Capital punishment

Capital punishment

Capital punishment, also known as the death penalty, is a state-sanctioned practice of killing someone as a punishment for a crime. Thirty-five countries retain capital punishment, 108 countries have completely abolished it de jure for all crimes, seven have abolished it for ordinary crimes, and 47 are abolitionist in practice. Execution of criminals and dissidents has been used by nearly all societies since the beginning of civilizations on Earth.
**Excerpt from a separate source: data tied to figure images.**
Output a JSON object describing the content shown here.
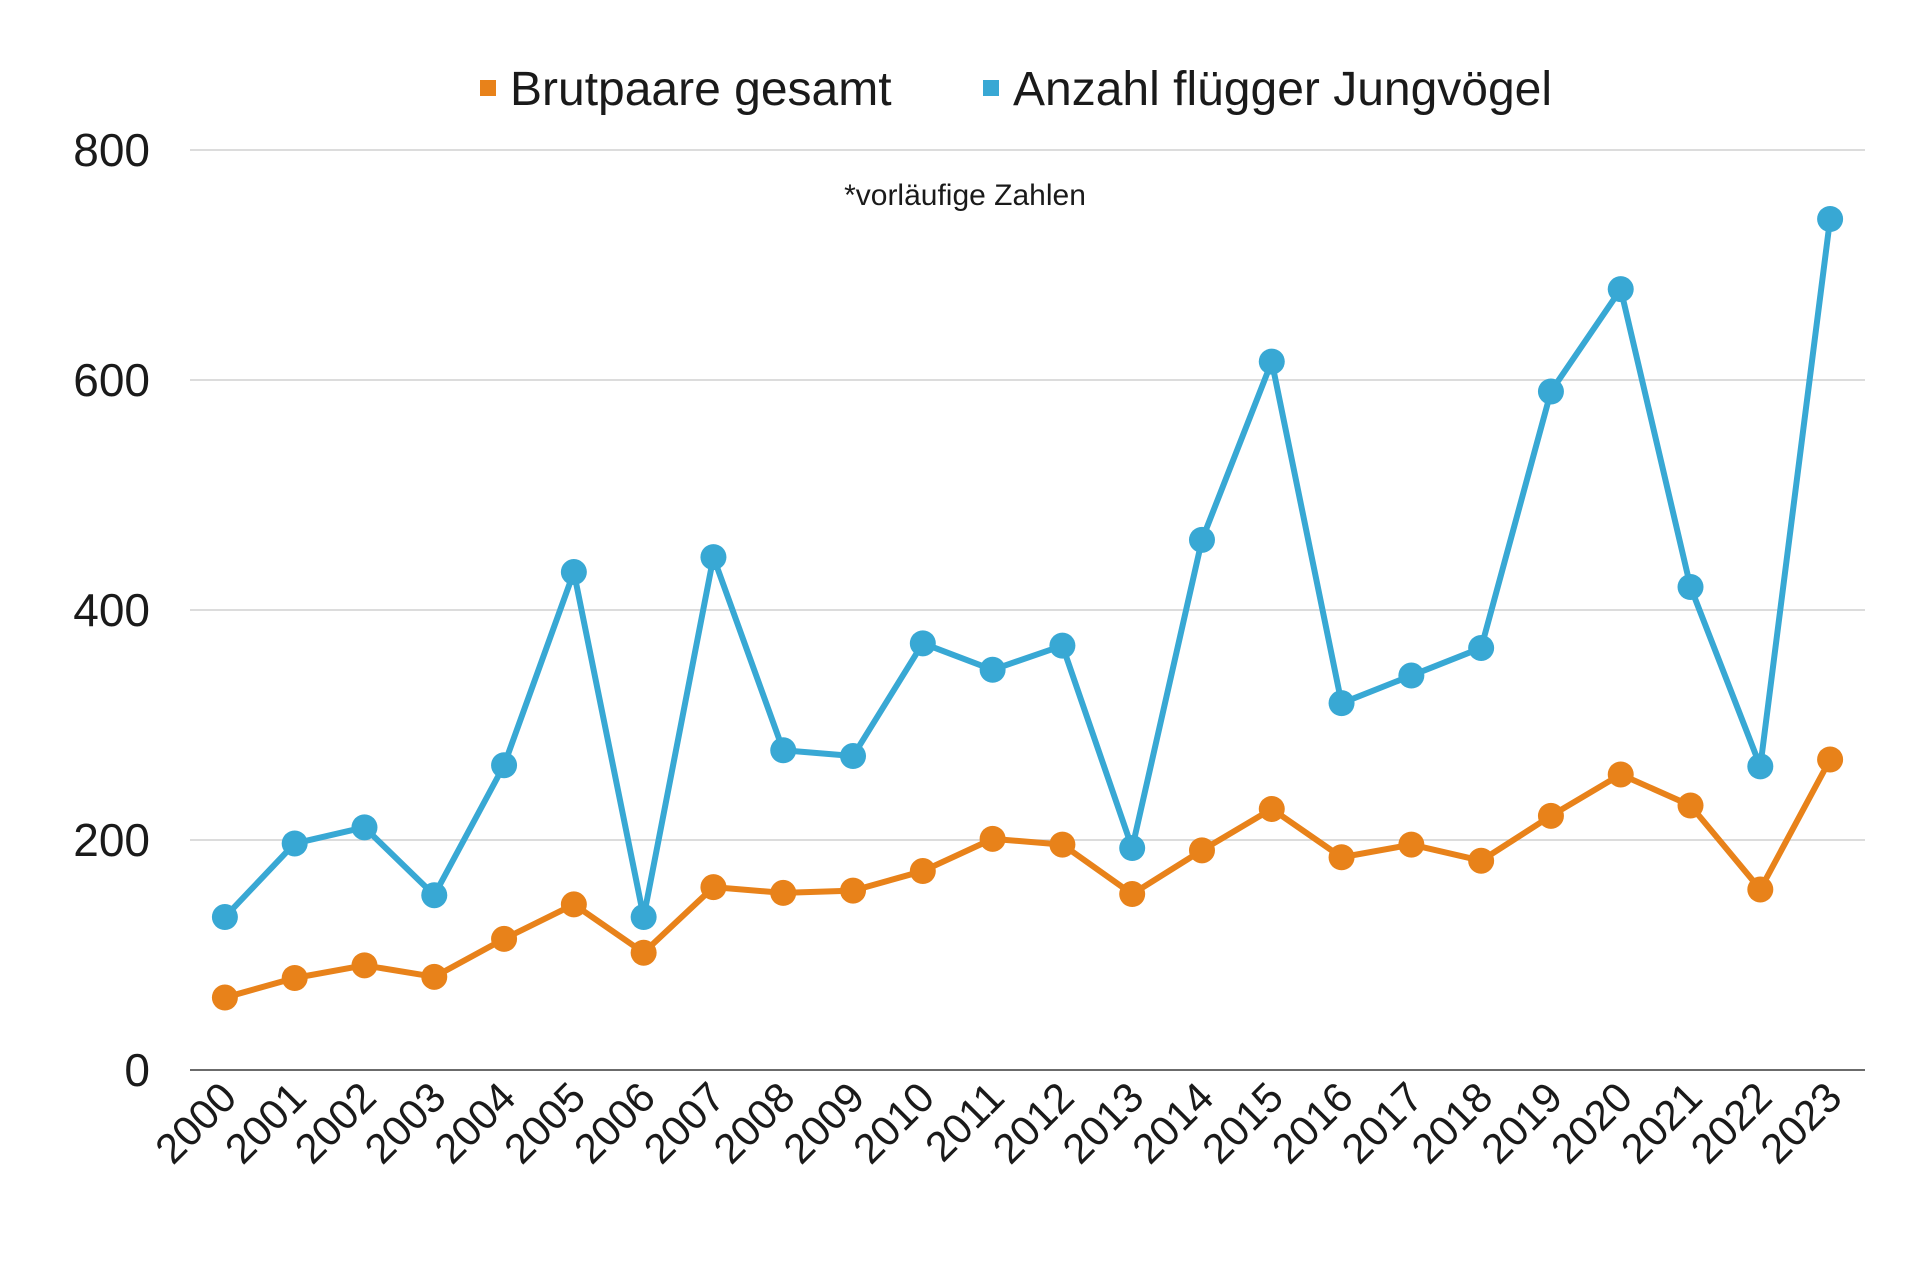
{
  "chart_data": {
    "type": "line",
    "title": "",
    "xlabel": "",
    "ylabel": "",
    "ylim": [
      0,
      800
    ],
    "yticks": [
      0,
      200,
      400,
      600,
      800
    ],
    "grid": true,
    "legend_position": "top-center",
    "annotation": "*vorläufige Zahlen",
    "categories": [
      "2000",
      "2001",
      "2002",
      "2003",
      "2004",
      "2005",
      "2006",
      "2007",
      "2008",
      "2009",
      "2010",
      "2011",
      "2012",
      "2013",
      "2014",
      "2015",
      "2016",
      "2017",
      "2018",
      "2019",
      "2020",
      "2021",
      "2022",
      "2023"
    ],
    "series": [
      {
        "name": "Brutpaare gesamt",
        "color": "#e8821a",
        "values": [
          63,
          80,
          91,
          81,
          114,
          144,
          102,
          159,
          154,
          156,
          173,
          201,
          196,
          153,
          191,
          227,
          185,
          196,
          182,
          221,
          257,
          230,
          157,
          270
        ]
      },
      {
        "name": "Anzahl flügger Jungvögel",
        "color": "#38a8d4",
        "values": [
          133,
          197,
          211,
          152,
          265,
          433,
          133,
          446,
          278,
          273,
          371,
          348,
          369,
          193,
          461,
          616,
          319,
          343,
          367,
          590,
          679,
          420,
          264,
          740
        ]
      }
    ]
  }
}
About Capital punishment in brief

Summary Capital punishmentCapital punishment, also known as the death penalty, is a state-sanctioned practice of killing someone as a punishment for a crime. Crimes that are punishable by death are known as capital crimes, capital offences or capital felonies. Thirty-five countries retain capital punishment, 108 countries have completely abolished it de jure for all crimes, seven have abolished it for ordinary crimes, and 47 are abolitionist in practice. In China, human trafficking and serious cases of corruption are punished by death penalty. In many countries, drug trafficking and often drug possession is also a capital offence. In the European Union, Article 2 of the Charter of Fundamental Rights of the European EU prohibits the use of capital punishment. The Council of Europe, which has 47 member states, has sought to abolish the Use of the Death Penalty by its members absolutely. The United Nations General Assembly has adopted, throughout the years from 2007 to 2018, seven non-binding resolutions calling for a global moratorium on executions. Execution of criminals and dissidents has been used by nearly all societies since the beginning of civilizations on Earth. Until the nineteenth century, without developed prison systems, there was frequently no workable alternative to ensure deterrence and incapacitation of criminals. In pre-modern times the executions themselves often involved torture with cruel and painful methods, such as the breaking wheel, keelhauling, sawing, hanging, drawing, and quartering, burning at the stake, flaying, slow slicing, boiling alive, impalement, mazzatello, blowing from a gun, schwedentrunk, and scaphism.

Other methods which appear only in legend include the blood eagle and brazen bull. In some countries such as China, India, the United States, Indonesia, Pakistan, Bangladesh, Nigeria, Egypt, Saudi Arabia, Iran, as well as in Japan and Taiwan. Some countries that practise capital punishment are reserved for terrorism, rape, incest, sodomy, and bestiality. In militaries around the world, insubstantial courts have imposed death sentences for offences such as desert hirabah, moharebehare, apostasy, blasphemy, witchcraft and witchcraft. The use of formal execution extends to the start of recorded history. It may result from crime, land disputes or a code of honour. This form of justice was common before the emergence of an arbitration system based on state or organized religion. In tribal societies, compensation and shunning were often considered enough as a form of Justice. It is now used for murder, treason, espionage, treason and as part of military justice. In most countries, it is now reserved for war crimes, terrorism, sexual crimes, rape and sodomy. In other countries it is also reserved for rape, sexual sex crimes, incest and sexual crimes such as sodomy,. Some countries have reserved capital punishment for rape and incest for some sexual crimes. The death penalty is imposed for serious cases such as apostasy and Qisasas, as do religious crimes.